Unlike nationalist movements in Scotland and Wales, which are portrayed as progressive, civic and inclusive, English nationalism has been hijacked by the bigots of the far right for their own divisive ends.

Yet it doesn’t have to be that way. At 7pm tomorrow, in Moscow’s Luzhniki Stadium and in pubs, community centres and living rooms the length and breadth of the land, we will experience a shared sense of Englishness that should make us all proud. Together, as one, we will celebrate or commiserate as 11 English footballers attempt to make the World Cup final. For 90 heart-stopping minutes – or this being England, 120 heart-stopping minutes plus another quarter-of-an-hour or so for penalties – we will be a unified nation once more.

“There’s been a connection with the team from the people of England,” said boss Gareth Southgate, in an interview with ITV. “I think what I’ve sensed over the last few years is that the country have wanted something to unite them.

“There have been some difficult moments for us as a country, and some questions for us to answer as a country, and the power of sport to unite is often the thing that brings people together.
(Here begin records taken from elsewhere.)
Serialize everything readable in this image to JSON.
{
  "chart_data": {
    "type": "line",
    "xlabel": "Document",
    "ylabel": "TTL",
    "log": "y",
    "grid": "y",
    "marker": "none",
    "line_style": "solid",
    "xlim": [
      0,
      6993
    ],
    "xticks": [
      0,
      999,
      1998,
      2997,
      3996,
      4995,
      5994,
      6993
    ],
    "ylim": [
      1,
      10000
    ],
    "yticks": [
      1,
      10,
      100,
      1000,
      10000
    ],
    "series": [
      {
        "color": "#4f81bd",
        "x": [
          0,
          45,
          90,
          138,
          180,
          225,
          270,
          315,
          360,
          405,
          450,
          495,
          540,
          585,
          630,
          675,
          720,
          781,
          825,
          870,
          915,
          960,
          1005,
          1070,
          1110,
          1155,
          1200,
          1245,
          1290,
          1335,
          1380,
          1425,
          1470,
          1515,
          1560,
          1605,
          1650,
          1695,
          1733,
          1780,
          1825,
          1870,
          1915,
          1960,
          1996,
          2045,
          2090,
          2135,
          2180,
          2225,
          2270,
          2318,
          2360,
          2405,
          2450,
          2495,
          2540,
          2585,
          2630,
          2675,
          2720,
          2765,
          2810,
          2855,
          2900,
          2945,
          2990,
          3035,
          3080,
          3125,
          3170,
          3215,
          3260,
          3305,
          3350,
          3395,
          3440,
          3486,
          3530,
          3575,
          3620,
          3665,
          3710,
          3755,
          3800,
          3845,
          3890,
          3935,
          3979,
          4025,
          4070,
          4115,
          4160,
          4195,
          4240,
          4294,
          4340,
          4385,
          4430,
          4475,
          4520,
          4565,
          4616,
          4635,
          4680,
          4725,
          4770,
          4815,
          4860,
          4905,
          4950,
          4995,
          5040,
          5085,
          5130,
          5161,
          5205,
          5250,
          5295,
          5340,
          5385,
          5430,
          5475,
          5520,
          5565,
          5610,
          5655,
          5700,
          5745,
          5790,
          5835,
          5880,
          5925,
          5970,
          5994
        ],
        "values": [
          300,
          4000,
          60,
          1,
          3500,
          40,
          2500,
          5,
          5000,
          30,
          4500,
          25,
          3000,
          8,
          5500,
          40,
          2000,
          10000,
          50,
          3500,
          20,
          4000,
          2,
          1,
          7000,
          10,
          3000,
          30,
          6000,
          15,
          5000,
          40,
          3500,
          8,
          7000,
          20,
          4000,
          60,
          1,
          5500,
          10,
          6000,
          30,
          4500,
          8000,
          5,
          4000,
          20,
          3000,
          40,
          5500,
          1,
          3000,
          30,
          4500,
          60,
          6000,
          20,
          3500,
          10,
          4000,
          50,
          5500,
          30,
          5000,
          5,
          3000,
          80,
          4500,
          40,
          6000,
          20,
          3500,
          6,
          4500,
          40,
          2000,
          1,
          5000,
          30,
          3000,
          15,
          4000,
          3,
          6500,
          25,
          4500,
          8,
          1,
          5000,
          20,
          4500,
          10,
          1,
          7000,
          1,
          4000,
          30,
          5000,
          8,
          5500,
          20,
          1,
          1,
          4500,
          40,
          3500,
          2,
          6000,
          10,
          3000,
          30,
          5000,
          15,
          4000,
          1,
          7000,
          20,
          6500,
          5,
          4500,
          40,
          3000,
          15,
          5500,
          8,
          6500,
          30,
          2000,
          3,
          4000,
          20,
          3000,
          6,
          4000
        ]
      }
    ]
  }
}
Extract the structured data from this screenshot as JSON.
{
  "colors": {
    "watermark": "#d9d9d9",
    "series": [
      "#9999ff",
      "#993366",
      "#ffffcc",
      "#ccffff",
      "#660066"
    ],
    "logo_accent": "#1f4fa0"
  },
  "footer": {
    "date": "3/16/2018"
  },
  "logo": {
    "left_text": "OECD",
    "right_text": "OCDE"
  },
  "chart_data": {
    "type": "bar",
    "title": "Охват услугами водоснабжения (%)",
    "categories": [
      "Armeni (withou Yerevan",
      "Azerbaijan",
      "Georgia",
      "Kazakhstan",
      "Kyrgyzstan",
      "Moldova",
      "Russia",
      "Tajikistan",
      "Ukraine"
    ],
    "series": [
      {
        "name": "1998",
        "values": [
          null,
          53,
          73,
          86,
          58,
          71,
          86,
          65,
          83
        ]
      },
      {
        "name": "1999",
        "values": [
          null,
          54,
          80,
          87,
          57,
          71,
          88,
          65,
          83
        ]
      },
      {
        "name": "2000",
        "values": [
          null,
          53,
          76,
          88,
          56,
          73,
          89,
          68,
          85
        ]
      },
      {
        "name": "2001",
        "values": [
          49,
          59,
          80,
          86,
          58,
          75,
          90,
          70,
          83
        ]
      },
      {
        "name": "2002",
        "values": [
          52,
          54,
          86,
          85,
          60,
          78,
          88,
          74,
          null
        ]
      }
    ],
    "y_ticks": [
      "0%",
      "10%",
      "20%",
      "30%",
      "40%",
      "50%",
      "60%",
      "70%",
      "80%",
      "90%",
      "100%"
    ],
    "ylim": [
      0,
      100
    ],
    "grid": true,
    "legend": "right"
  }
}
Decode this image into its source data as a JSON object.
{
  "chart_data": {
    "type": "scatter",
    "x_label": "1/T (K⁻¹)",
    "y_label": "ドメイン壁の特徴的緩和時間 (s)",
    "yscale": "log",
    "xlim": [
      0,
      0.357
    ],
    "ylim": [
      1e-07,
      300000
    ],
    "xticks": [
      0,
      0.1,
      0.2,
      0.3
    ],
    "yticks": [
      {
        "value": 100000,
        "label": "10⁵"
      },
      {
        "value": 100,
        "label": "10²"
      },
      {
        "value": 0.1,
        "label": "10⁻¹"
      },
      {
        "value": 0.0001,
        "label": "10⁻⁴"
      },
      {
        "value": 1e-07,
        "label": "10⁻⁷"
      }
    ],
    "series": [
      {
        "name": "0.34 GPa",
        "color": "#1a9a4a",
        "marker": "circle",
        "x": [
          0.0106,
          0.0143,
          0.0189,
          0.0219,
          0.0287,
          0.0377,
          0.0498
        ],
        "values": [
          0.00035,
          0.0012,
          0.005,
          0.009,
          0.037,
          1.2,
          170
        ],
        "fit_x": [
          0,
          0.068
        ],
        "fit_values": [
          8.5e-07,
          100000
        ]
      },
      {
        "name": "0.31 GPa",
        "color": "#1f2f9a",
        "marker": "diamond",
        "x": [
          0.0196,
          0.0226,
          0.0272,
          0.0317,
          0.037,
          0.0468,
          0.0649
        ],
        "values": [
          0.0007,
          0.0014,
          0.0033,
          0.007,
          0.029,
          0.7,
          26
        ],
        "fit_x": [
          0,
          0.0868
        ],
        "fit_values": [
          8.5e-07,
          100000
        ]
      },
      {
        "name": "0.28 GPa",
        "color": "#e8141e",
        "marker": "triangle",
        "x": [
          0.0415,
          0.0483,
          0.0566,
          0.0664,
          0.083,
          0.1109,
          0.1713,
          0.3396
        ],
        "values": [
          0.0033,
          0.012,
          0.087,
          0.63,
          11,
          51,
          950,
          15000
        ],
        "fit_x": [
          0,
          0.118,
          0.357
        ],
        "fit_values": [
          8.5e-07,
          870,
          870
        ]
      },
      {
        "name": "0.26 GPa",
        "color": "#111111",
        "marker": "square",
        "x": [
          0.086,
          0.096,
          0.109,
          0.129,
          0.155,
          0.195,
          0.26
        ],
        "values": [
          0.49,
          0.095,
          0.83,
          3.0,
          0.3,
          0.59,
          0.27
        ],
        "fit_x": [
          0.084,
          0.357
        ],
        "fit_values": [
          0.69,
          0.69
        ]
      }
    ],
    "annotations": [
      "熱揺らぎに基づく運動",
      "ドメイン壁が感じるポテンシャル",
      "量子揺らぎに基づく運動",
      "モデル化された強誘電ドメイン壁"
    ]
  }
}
Of course football is the biggest of all sports, and the World Cup is the biggest of all football events, so to have been able to have had a positive impact on everybody back home and get them on the same page, even if only for brief moments of enjoyment and happiness, is very special.”

Who’d have thought a former Middlesbrough manager would be a more eloquent advocate of English patriotism than the politicians who have this week put personal vanity ahead of the national cause?

Southgate gets what the England team means and understands what his players have achieved no matter what happens in tonight’s game with Croatia.

Take last weekend for example, a sun-kissed couple of days when the nation celebrated as one as England achieved their best World Cup result for almost three decades.

From the tiniest of villages, with fans crammed into their local pub, to the huge open-air screens that turned city centres into a series of giant singalongs, there was a communal sense of belonging. We’re in this together, and football’s coming home.

It helps that the current England team presents such a positive view of the country it represents. After the failings of the supposedly ‘golden generation’, when personal fame and fortune appeared to trump the team collective, we are enjoying watching a humble, grounded set of predominantly young players who clearly the relish the chance to play on the world stage.

Geographically well spread in terms of their upbringing, and ethnically diverse, this is a group of players who truly represent us all. They speak of an ambitious, dynamic and welcoming England, comfortable in its own skin and not feeling the need to throw up barriers to create division.

Surely that’s the kind of country we’d all like to live in, and it helps explain why the successes of Southgate and his squad have struck such a chord.

Amid all the mess of the ‘real world’, football has provided a fantastic diversion. As Southgate stated, that is what sport can do, and it is surely no coincidence that the last similar swelling of national pride came during the London Olympics of 2012.

That came wrapped in the flag of Team GB, this time it is English nationalism receiving a shot in the arm. Whatever happens next, it is to be hoped the reawakening endures.